# Euskara: Faemino y Cansado ikustera joan ginen Victoria Eugeniara! ze onak!



## Maiteh

Alguien para traducirme eso por fa?
Quelqu'un pourrait me traduire ceci?
Does anybody can translate this?

In French, English or Spanish...

_Faemino y Cansado ikustera joan ginen Victoria Eugeniara!!!!ze onak!!! Zutaz goatu ginen!!jejejejejej!!!!Muxu_

Eskerrik asko!!


----------



## Agró

Maiteh said:


> Alguien para traducirme eso por fa?
> Quelqu'un pourrait me traduire ceci?
> Does anybody can translate this?
> 
> In French, English or Spanish...
> 
> _Faemino y Cansado ikustera joan ginen Victoria Eugeniara!!!!ze onak!!! Zutaz goatu ginen!!jejejejejej!!!!Muxu_
> 
> Eskerrik asko!!



Parcialmente.

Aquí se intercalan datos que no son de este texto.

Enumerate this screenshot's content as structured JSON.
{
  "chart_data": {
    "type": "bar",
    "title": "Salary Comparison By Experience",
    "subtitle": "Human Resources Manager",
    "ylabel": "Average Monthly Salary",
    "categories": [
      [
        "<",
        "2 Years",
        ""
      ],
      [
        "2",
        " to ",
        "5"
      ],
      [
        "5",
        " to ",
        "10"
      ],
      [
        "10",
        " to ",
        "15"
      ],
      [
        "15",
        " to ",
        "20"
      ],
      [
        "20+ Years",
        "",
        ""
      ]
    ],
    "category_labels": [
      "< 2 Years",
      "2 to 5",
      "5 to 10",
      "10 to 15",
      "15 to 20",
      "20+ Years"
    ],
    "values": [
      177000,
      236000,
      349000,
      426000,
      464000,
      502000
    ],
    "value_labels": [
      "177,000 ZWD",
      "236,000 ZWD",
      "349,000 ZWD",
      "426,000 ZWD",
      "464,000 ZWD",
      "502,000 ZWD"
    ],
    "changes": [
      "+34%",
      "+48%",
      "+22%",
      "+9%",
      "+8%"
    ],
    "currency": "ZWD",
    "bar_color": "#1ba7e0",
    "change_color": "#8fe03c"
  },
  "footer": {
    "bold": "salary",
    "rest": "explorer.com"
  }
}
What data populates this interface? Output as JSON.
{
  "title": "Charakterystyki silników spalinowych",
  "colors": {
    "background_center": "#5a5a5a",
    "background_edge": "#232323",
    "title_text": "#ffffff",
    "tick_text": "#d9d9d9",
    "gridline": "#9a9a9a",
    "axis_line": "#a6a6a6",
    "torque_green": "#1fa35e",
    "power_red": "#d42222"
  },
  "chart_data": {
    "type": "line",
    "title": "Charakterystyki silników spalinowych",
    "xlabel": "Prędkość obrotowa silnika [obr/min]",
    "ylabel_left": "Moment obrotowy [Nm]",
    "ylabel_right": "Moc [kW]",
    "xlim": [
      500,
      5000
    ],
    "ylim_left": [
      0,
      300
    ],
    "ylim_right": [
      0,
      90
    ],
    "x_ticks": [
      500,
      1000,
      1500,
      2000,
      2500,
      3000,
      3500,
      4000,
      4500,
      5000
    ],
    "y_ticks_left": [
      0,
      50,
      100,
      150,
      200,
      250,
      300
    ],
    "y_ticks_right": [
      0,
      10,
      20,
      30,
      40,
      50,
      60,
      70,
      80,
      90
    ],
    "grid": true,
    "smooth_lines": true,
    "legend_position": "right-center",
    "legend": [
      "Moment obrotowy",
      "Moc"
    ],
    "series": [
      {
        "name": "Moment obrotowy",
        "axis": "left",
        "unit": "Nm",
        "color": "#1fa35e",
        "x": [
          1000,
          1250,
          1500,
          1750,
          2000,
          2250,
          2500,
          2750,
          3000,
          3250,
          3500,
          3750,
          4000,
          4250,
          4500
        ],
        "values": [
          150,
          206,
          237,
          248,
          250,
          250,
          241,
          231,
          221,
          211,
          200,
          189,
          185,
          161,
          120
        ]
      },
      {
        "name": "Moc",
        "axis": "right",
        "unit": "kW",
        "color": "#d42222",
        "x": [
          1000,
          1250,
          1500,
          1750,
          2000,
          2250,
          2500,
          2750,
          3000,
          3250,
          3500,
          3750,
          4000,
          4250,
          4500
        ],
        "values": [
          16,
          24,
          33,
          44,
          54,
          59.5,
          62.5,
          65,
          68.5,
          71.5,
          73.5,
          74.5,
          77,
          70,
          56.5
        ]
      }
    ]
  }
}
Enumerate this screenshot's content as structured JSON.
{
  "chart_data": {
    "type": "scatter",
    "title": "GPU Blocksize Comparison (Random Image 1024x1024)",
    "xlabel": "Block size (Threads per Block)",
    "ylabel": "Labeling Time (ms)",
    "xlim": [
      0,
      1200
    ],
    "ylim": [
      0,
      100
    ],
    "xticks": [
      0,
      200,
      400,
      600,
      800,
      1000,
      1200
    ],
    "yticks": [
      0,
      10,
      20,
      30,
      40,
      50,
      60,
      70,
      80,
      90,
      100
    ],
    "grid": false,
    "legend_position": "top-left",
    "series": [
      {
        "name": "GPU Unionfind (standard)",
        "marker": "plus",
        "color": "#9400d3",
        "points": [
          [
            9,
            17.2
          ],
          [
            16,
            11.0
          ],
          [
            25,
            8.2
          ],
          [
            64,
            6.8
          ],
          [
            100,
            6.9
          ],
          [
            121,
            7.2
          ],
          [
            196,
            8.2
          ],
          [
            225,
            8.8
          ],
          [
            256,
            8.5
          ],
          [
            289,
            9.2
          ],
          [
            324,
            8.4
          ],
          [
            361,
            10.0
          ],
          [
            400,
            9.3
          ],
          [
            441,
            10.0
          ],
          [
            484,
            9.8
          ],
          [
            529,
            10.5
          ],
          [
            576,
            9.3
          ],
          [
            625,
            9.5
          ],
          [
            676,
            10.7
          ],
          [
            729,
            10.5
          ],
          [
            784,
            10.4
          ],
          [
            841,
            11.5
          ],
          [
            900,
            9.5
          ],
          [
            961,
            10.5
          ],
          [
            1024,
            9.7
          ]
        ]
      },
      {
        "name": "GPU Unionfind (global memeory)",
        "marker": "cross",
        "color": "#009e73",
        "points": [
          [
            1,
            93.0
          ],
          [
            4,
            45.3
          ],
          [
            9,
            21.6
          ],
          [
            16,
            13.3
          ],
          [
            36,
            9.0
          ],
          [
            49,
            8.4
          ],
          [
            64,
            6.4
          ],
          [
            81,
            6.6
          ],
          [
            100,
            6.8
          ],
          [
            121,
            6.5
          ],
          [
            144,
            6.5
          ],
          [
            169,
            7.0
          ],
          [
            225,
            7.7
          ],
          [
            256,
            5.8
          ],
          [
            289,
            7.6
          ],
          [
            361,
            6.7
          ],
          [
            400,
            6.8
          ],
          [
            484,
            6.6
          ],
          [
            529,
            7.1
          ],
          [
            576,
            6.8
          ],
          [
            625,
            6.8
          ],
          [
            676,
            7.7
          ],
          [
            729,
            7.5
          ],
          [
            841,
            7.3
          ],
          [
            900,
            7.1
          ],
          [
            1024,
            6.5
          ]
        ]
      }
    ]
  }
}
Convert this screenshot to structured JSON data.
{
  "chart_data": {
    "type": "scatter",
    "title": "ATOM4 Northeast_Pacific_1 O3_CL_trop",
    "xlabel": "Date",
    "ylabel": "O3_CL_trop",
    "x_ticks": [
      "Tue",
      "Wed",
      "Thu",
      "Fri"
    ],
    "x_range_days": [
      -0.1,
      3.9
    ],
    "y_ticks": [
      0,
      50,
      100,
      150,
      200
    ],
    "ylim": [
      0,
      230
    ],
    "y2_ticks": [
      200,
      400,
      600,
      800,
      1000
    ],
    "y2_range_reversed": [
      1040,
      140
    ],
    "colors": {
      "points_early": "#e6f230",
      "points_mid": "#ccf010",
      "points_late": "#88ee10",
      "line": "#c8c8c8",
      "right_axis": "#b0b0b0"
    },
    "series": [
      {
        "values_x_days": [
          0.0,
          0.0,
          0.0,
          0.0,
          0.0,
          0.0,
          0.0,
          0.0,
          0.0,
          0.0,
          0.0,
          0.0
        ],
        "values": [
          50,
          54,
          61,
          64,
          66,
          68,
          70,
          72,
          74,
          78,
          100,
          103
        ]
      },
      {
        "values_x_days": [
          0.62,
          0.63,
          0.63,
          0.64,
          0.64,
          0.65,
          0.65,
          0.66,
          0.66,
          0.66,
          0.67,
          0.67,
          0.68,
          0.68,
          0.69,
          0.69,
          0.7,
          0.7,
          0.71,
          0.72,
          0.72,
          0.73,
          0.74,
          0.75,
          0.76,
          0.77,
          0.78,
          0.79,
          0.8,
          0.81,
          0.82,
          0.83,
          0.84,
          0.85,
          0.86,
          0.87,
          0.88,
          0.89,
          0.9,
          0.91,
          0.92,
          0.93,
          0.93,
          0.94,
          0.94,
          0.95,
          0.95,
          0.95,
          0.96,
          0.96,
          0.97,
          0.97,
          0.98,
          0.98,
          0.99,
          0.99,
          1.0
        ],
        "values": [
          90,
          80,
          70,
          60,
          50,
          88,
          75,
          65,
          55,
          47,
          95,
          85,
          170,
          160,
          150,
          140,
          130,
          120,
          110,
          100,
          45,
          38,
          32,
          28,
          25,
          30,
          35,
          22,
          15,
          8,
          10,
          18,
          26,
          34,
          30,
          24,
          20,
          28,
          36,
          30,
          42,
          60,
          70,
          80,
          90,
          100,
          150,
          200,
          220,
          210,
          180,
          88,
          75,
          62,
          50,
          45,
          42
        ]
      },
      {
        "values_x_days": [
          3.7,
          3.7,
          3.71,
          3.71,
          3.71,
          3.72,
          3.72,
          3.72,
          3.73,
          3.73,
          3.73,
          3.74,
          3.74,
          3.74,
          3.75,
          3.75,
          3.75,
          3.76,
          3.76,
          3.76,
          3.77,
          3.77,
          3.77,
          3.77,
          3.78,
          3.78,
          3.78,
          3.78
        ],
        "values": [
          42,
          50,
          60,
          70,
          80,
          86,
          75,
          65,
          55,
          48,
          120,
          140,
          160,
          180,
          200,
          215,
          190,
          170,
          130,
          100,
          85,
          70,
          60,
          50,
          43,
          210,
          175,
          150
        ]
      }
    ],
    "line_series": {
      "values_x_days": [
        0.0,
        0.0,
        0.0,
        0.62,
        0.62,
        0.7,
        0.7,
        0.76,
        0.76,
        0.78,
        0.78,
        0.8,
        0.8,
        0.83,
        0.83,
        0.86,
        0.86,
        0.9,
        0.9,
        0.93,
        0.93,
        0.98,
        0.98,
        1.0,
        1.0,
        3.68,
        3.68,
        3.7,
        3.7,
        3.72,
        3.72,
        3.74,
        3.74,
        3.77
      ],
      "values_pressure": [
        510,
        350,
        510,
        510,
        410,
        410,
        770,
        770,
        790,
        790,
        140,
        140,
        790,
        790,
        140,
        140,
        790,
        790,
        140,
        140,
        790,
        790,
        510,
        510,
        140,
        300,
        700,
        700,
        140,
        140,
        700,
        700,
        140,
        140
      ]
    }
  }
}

La última frase se me resiste:

¡Fuimos a ver a Faemino y Cansado al Victoria Eugenia*!!!! ¡Qué buenos!!!
(...) Un beso.

*Teatro de San Sebastián.


----------



## mazu

La otra frase es:

Zutaz goatu ginen = Nos acordamos de ti

(goatu = gogoratu)


----------



## Maiteh

Eskerrik asko!!!


----------